Traveling to Toronto
Sometimes, it’s hard to believe that I haven’t left the city for months. With so many diverse neighborhoods, a huge public transit network, and millions of people, it’s amazing to remember that we are all part of the same city. Chicago is so vast that you rarely need to leave, and if you don’t have a car, it’s rare that you’ll need to unless you plan a real getaway.
This past week I’ve been traveling with my husband across the US and into Canada. Our first stop was in Niagara Falls, New York where we laid my grandmother to rest alongside my grandfather. Although she passed in fall of 2013, right after I started the program, because our family lives in various places across the country, we waited until now to inter her ashes and say goodbye. I hadn’t been back to Niagara Falls in nearly twenty years since my grandmother moved south.
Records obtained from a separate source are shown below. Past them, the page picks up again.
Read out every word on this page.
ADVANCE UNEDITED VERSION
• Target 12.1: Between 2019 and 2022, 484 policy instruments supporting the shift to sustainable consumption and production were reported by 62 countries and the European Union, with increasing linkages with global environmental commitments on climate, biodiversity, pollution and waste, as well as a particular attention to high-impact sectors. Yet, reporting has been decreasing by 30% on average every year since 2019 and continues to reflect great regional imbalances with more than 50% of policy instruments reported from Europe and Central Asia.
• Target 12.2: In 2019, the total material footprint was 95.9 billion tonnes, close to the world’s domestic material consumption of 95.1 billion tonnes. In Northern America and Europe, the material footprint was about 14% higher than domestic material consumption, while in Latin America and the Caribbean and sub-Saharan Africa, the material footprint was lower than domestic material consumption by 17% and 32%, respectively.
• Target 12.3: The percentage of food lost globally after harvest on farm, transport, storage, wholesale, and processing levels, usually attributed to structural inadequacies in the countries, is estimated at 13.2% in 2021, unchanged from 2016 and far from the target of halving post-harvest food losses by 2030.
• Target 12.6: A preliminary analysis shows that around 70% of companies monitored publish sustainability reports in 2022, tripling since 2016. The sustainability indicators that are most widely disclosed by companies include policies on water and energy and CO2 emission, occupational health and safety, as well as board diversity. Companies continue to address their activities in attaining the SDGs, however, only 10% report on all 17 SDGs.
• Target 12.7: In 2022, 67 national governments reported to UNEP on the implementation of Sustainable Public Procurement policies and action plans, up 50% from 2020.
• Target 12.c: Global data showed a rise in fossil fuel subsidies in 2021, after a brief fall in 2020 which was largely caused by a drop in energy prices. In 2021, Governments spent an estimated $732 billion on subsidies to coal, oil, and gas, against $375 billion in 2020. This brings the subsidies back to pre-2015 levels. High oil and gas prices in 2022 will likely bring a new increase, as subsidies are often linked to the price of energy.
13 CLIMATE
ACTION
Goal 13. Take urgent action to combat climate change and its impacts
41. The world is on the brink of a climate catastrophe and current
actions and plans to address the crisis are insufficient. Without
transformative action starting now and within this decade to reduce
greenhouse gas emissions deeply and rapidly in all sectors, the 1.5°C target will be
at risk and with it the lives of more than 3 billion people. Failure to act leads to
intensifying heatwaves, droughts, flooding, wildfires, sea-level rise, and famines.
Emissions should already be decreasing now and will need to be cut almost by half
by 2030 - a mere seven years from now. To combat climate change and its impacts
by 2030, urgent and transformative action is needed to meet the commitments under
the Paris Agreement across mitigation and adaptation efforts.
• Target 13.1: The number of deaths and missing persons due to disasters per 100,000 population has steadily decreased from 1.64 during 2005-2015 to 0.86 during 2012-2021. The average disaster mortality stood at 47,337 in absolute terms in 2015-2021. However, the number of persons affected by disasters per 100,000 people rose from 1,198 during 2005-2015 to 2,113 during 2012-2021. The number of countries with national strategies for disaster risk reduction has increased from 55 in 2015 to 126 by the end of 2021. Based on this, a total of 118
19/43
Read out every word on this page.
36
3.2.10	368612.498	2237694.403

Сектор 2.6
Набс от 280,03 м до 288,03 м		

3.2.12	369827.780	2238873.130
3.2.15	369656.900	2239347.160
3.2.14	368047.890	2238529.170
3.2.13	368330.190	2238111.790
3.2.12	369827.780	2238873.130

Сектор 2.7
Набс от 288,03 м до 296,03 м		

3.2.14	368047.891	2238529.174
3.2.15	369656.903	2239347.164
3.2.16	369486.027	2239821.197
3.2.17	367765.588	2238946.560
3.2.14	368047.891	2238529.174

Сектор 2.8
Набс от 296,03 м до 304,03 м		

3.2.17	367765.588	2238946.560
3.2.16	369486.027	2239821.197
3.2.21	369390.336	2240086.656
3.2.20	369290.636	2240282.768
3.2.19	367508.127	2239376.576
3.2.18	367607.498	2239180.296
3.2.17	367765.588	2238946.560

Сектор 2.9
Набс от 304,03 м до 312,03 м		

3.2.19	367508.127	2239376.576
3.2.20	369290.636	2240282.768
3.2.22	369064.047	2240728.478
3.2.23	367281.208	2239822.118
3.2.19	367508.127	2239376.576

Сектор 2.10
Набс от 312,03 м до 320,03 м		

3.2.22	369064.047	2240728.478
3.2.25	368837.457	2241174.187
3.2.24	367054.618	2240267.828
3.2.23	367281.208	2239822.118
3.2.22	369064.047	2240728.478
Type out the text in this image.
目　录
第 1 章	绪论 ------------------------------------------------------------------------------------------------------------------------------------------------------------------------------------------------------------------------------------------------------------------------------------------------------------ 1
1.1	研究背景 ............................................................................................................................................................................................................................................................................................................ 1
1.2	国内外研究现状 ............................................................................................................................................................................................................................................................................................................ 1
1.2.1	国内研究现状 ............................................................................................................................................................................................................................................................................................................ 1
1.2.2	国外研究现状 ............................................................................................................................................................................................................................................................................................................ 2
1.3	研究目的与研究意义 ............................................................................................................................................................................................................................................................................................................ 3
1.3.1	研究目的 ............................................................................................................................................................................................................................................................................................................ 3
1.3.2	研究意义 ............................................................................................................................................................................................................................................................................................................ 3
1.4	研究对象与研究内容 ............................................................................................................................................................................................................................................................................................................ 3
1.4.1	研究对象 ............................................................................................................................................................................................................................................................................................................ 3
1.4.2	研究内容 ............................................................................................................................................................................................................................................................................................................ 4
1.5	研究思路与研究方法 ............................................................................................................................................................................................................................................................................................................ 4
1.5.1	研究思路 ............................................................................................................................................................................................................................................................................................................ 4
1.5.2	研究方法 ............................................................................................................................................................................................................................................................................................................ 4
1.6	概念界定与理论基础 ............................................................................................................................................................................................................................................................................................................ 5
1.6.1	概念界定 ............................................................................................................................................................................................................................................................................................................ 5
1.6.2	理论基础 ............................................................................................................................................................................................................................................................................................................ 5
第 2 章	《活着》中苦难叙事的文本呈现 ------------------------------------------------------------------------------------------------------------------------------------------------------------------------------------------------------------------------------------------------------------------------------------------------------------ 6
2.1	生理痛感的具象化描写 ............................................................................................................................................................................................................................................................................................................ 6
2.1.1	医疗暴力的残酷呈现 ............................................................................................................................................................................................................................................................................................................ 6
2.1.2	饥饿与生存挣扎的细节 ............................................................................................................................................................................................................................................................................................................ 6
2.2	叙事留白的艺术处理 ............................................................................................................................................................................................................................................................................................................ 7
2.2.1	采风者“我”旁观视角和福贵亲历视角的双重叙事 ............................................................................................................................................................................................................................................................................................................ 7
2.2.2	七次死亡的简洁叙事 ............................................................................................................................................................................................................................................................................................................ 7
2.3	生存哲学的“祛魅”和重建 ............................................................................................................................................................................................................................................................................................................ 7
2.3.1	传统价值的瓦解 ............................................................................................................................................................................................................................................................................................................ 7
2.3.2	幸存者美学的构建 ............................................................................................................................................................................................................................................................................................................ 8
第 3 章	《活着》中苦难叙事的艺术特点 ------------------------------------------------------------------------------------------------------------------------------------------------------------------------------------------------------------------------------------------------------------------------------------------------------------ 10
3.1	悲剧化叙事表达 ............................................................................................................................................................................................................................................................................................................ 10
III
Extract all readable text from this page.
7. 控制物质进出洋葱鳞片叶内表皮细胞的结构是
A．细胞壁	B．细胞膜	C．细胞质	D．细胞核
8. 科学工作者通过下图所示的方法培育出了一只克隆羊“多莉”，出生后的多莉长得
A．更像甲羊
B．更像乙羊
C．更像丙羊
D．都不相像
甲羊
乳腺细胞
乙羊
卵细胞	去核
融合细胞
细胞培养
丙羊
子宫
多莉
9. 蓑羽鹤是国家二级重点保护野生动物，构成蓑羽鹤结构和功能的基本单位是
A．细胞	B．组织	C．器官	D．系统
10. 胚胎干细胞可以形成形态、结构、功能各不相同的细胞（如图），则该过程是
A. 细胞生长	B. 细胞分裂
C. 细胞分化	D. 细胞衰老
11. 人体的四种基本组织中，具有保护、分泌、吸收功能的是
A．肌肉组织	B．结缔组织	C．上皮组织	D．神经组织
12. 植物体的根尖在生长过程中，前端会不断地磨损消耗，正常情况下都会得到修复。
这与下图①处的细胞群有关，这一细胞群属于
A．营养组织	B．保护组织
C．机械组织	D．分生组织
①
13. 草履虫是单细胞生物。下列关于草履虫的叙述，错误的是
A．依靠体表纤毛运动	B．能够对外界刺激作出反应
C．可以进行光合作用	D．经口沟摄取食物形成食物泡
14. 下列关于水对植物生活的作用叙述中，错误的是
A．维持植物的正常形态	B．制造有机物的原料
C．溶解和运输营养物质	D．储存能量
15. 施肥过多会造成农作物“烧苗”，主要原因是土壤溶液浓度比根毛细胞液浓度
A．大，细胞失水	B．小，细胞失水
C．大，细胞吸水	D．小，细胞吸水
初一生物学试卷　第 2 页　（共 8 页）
It’s been strange retracing old steps and trying to match up memories to the current version of things. My grandmother’s old house along the Niagara River is barely recognizable, and places I remembered from when I was a kid were nowhere to be found, despite there being a vague sense of familiarity.
Following our time in New York, we crossed the border and drove up to Toronto for a few days. I’d never been to Toronto before, and I wish I had more time here to enjoy this wonderful city. So far we’ve visited the CN Tower and had dinner at the 360 Restaurant—a restaurant 115 stories up that lets you enjoy spectacular views of Toronto and Lake Ontario as it REVOLVES around the tower—the famous “graffiti alley,” Kensington Markets, eaten some amazing food including a place that specializes in TACOS AND BOURBON called Grand Electric and explored downtown. It’s been a blast, but I wish we had a little more time to slow down and enjoy.
Tomorrow we start heading back to Chicago, but not without a short stop in my hometown in Northeast Ohio. It’s been years since I’ve been back, and as it’s been a recent focus in my writing concerning the passage of time and collapse of Midwestern towns, it’s only right to take a look around and see how things look with my own eyes, not through accounts of those who still live there or pictures online. I’m excited to reconnect with old friends and to take it all in, and I wonder where it might take me in my writing.
Although it’s been great to get out of the city and explore, we’re looking forward to getting back to Chicago where we have exciting things ahead, like moving to a new apartment and preparing for my last fall semester of graduate school.